Selon le chef intérimaire du Parti Québécois, la CAQ devra reconnaitre un certain nombre de phénomènes nuisibles à l’épanouissement du français.

  1. Le français est menacé à Montréal, mais pas seulement à Montréal, à Laval et sur la Rive-Sud aussi.
  2. L’utilisation du français est marginalisée, notamment dans le domaine du travail des entreprises de moins de 50 employés.
  3. La qualité de la langue dans les écoles est à améliorer.
  4. Un plus grand rayonnement de la langue et du même coup de notre propre culture.

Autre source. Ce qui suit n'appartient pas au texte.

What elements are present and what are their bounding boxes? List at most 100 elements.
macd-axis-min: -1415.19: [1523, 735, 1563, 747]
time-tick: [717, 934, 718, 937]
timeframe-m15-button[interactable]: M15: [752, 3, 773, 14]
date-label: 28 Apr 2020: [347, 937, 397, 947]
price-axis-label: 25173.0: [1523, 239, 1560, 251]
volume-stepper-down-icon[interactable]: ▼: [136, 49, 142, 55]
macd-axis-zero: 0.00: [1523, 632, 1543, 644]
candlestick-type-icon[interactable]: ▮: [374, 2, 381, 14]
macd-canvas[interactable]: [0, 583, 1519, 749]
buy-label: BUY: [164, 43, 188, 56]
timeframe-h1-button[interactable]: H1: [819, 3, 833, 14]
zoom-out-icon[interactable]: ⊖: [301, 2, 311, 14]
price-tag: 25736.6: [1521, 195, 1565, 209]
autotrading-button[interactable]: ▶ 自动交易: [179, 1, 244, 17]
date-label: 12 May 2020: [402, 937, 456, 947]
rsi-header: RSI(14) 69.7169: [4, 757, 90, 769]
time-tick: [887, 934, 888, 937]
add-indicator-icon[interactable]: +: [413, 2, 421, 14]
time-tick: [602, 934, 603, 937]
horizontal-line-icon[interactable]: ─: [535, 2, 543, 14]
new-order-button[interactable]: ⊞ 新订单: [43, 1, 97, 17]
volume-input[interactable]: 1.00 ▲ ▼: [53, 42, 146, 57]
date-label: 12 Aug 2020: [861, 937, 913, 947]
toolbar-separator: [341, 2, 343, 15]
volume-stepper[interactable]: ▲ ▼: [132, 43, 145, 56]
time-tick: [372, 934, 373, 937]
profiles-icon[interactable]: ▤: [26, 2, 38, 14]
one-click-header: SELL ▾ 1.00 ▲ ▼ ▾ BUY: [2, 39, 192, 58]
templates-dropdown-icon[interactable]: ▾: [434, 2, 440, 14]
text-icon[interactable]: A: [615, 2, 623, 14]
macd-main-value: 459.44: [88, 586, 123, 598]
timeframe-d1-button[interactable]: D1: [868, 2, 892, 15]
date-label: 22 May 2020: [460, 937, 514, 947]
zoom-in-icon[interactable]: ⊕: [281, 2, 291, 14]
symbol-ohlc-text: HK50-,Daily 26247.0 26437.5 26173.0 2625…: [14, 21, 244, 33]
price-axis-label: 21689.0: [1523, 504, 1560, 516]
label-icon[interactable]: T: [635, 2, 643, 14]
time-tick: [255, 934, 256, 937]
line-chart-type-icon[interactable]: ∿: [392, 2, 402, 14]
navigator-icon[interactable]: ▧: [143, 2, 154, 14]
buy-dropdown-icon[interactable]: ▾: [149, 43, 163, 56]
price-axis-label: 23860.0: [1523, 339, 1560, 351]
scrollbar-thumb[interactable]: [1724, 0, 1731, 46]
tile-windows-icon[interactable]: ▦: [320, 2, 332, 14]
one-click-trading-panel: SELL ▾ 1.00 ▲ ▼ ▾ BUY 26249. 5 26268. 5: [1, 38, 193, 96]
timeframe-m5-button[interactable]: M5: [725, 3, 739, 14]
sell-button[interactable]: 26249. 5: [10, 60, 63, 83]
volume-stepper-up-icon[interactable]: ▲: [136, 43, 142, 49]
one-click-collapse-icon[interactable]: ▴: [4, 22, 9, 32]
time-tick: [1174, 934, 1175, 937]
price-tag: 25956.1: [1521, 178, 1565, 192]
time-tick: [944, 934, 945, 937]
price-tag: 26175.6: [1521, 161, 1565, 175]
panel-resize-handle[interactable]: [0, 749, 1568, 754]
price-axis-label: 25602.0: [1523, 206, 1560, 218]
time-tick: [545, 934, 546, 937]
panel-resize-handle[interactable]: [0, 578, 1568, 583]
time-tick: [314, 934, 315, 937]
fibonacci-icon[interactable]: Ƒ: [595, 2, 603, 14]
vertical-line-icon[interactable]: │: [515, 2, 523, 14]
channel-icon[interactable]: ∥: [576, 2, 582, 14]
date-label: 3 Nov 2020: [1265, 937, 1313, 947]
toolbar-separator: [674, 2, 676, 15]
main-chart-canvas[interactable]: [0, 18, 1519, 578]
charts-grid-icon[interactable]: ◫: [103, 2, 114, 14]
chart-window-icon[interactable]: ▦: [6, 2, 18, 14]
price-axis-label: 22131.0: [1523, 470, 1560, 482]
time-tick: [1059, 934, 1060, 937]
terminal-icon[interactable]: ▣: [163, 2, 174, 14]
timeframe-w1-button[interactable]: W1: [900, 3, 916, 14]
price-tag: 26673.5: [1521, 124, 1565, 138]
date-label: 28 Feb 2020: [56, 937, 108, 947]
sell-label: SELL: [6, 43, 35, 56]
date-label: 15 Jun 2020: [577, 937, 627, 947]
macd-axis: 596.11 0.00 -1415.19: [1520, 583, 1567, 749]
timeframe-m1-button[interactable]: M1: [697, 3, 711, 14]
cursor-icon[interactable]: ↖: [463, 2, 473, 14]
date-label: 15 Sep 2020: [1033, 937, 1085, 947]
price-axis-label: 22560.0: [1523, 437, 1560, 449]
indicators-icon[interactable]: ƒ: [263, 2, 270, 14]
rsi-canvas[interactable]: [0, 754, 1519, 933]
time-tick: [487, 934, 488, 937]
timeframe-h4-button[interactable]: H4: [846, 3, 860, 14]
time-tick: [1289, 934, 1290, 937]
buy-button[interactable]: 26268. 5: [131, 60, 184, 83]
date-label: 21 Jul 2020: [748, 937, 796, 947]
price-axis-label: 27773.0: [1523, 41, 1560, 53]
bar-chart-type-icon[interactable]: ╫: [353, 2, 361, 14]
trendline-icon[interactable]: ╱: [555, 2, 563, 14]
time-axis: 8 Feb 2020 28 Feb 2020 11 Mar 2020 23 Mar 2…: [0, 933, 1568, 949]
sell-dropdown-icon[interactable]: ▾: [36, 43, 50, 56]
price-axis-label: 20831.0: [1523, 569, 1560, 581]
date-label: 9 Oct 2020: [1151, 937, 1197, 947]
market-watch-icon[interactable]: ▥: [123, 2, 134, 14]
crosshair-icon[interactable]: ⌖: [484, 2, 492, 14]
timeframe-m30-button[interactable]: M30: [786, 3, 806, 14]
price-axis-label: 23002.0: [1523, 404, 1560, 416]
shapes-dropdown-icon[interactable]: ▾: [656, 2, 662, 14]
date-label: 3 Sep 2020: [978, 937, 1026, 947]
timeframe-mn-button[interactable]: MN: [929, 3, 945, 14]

« La représentation qu’on se fait du français influence notre rapport avec la langue. Il faut démontrer que le français est une grande langue dans le domaine des sciences, de la littérature, de la cuisine, c’est une langue de l’olympisme. Il ne faut pas avoir honte de parler français. C’est une richesse », lance fièrement Pascal Bérubé.

« Le nombre de locuteurs va exploser dans les prochaines années. Il n’y a jamais eu autant de gens pour qui le français est une deuxième langue. »
‒ Pascal Bérubé

M. Bérubé termine l’entretien en rappelant qu’il faut demeurer vigilant et sur nos gardes et ce même si l’on n’habite pas Montréal ou ses alentours. « Ce n’est pas parce qu’ailleurs au Québec c’est moins pire qu’à Montréal et ses alentours qu’on ne doit pas se méfier. » Sur les réseaux sociaux qui prennent une grande partie de nos vies, la langue anglaise est souvent très populaire. Sa longue histoire l’a prouvé à plus d’une occasion, en Amérique du Nord, la langue française sera toujours minoritaire et fragilisée. Il est impossible de s’assoir sur nos lauriers.